A: In an emergency health situation, the Central Licensing Authority may waive study requirement where the drug is indicated in a life-threatening or serious diseases or diseases of special relevance to the Indian health scenario or for a condition which is an unmet need in India such as XDR tuberculosis, Hepatitis C, H1N1, dengue, malaria, HIV, or for the rare diseases for which drugs are not available or available at a high cost or if it is an orphan drug.
Also, given the enormity of the novel coronavirus pandemic, drug regulators globally including DCGI are trying to expedite the discovery and production of a COVID-19 drug or vaccine.
In India, the CDSCO, in a notification dated March 19, 2020, has said: "In order to encourage R&D of drug or vaccine for prevention or treatment of COVID-19, any application submitted to CDSCO will be processed on high priority."
It goes on to say: "Any firm or research institute having protocol for repurposing of existing drugs/vaccines for treatment of COVID-19 will also be given priority for review and approval."
"Data requirement for animal toxicity study, clinical study, stability study etc may be abbreviated, deferred, or waived on a case-to-case basis depending upon the type of vaccine, nature of drug, plant from which the drug is extracted and its experience in case of phytopharmaceuticals," the notification adds.
Q: What efforts did Biocon make to create a medicine for COVID-19?

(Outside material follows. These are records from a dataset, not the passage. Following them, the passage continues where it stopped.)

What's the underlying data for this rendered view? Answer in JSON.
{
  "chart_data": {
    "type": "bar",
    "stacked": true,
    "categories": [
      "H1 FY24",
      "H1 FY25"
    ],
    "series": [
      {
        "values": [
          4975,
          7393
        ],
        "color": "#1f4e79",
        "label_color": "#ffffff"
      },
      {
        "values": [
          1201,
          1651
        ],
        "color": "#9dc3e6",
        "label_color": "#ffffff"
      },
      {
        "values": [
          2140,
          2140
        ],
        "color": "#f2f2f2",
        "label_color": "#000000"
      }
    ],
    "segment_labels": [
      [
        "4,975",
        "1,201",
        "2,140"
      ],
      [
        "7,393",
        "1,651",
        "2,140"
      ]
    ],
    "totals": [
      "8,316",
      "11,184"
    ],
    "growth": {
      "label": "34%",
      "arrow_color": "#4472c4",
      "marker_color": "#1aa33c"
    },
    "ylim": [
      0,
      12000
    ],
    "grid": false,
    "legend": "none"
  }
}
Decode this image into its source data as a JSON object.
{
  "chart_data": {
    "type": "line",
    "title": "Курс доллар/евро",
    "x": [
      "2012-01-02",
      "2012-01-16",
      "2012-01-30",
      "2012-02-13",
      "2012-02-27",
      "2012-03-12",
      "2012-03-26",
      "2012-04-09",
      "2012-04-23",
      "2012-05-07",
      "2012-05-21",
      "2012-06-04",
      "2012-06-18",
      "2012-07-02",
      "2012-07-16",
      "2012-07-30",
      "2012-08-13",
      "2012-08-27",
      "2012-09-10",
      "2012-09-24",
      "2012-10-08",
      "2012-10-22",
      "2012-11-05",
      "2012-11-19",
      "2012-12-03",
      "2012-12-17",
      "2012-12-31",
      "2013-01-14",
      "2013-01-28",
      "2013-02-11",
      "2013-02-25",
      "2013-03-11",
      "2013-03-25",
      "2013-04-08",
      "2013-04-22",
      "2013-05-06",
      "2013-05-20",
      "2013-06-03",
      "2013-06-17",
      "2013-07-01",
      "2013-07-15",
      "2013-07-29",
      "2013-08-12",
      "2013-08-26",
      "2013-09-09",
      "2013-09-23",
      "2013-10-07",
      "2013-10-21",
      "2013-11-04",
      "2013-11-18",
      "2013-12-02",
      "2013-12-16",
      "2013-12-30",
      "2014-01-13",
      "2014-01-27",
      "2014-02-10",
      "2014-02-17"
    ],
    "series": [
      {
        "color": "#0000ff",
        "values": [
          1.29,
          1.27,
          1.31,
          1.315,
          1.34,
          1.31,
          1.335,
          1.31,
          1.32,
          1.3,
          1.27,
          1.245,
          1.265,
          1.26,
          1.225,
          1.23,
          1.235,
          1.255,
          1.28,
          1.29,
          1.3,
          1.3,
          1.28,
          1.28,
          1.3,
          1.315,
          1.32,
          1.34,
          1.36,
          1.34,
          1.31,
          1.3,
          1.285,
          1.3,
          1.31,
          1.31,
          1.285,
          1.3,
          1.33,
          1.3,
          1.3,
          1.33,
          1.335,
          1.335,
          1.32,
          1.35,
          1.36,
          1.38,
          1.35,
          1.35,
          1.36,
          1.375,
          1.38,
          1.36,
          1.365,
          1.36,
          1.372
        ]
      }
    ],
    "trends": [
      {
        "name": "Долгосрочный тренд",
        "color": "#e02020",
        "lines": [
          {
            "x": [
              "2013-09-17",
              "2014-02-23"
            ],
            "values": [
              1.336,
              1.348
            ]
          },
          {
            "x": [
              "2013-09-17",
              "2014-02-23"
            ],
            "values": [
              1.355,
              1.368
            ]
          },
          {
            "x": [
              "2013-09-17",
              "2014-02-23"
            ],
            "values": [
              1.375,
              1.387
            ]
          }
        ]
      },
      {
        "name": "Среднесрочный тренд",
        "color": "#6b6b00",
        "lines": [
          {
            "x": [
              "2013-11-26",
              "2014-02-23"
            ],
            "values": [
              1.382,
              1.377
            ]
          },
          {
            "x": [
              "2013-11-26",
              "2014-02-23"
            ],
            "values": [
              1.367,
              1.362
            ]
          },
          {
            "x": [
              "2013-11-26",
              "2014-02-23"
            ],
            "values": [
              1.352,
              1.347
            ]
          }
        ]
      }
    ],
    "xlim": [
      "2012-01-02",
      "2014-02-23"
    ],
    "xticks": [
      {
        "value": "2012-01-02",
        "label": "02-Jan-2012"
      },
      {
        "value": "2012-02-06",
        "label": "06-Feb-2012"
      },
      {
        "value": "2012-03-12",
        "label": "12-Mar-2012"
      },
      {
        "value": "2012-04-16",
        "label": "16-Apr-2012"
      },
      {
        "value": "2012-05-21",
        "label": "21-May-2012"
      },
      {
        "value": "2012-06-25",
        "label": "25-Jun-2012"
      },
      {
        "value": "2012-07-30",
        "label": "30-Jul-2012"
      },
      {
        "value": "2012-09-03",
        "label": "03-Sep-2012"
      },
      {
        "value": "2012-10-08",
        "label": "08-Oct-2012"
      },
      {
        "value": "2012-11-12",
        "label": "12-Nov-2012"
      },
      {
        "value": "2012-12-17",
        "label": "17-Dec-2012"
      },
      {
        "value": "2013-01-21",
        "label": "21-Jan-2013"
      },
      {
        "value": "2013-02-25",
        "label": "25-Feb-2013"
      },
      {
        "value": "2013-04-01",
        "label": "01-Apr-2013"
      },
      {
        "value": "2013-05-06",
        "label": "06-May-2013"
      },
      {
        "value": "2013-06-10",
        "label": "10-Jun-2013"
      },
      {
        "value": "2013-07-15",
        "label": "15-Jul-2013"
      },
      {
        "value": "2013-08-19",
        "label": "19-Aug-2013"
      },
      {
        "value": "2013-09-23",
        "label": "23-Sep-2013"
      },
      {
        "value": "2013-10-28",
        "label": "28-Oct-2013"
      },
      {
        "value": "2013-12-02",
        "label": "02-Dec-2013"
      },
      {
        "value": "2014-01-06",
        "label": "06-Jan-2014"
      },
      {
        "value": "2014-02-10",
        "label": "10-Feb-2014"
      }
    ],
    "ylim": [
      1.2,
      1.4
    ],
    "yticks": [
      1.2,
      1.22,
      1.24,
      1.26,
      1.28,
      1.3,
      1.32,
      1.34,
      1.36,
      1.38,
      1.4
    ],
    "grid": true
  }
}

A: Looking at the gravity of the crisis and driven by the mission to save lives and help reduce the mortality rate due to COVID-19, Biocon repurposed its existing approved and in-market novel biologic drug, Itolizumab, and demonstrated through a pivotal clinical trial that its unique mechanism of action can bring down mortality in moderate to severe (acute respiratory distress syndrome (ARDS) patients due to COVID-19.
Q: What do you mean by restricted emergency use?
A: Under 'restricted emergency use', a regulatory agency may allow an investigational drug or unapproved uses of an approved drug to be used in an emergency to diagnose, treat or prevent serious or life-threatening diseases or conditions or pandemics when there are no adequate, approved and available alternatives.
The 'restricted emergency use' comes with certain conditions like effective monitoring of patients and obtaining patient consent forms before administration of the drug. This kind of approval is granted if such a drug has shown significant results from earlier and ongoing studies.
Q: What about phase IV clinical trials?
A: Biocon Biologics has received 'restricted emergency use' authorisation, and as per that the DCGI has recommended for a Phase IV (post-marketing) clinical study.
We will be conducting the Phase IV trial for Itolizumab with a larger sample size. We will share the trial data and other relevant data with the regulator.
Q: Why is Itolizumab so expensive? (Rs 7,950 per 25 mg/5 ml injection)
A: It is not accurate to term Itolizumab as 'expensive.' Itolizumab does the job of preventing a CIVID-19 patient from having to be put on the ventilator. Administering Itolizumab to a patient can reduce three to four days in ICU on a ventilator, which can be far more expensive.
Q: Was Itolizumab's efficacy evaluated in Cuba also?
A: Biocon's partners in Cuba had simultaneously begun trials on the drug, and obtained positive results as well. In Cuba, 76 COVID-19 patients were treated with Itolizumab.
At the end of the trial, 79 per cent of the severely ill patients were discharged from the ICU after 14 days of treatment, while moderately ill patients showed a reduction in the rate of disease progression.